Modeling particle size in the dispersion polymerization of styrene using artificial neural network and genetic algorithm

Abstract

Artificial neural network (ANN) combined with genetic algorithm (GA) method was employed to predict the particle size and particle size distribution in the dispersion polymerization of styrene stabilized by polyvinyl pyrrolidone in ethanol. A D-optimal split-plot design was utilized to obtain the 70 required experiments using the Expert Design 9 software. The restricted maximum likelihood (REML) method was employed in order to model the effect of reaction parameters on the particle size and particle size distribution. A back propagation learning algorithm with adaptive learning rate was used to train the neural network. The number of neurons in each hidden layer of the network was determined by applying genetic algorithm.

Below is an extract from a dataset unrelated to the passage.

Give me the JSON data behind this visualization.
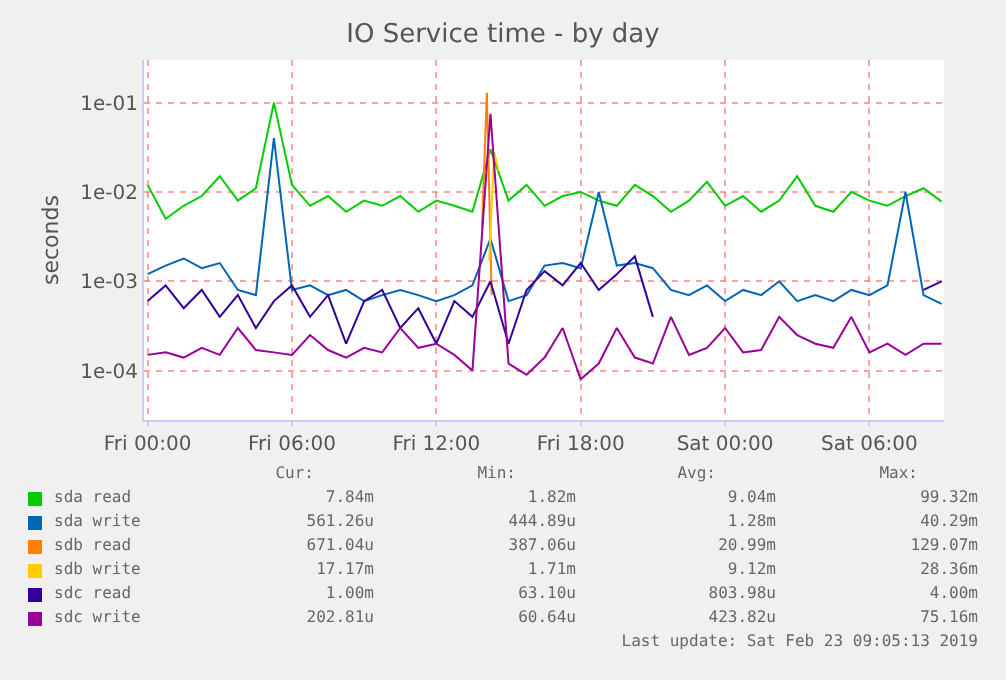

Two thirds of the experimental data were randomly used for network training, and the remaining data were utilized to determine the validity of the network. This procedure was repeated 100 times for cross-validation. The average R 2 for modeling the validation data set for the particle size and the particle size distribution were 0.95 and 0.92, respectively. The average R 2 for modeling the training data set for the particle size and the particle size distribution were 0.97 and 0.95, respectively. Although using all the experimental data for building the model in the REML method, the R 2 for modeling the particle size and particle size distribution were 0.92 and 0.89, respectively. It can be concluded that ANN is a more powerful tool for modeling the particle size and particle size distribution.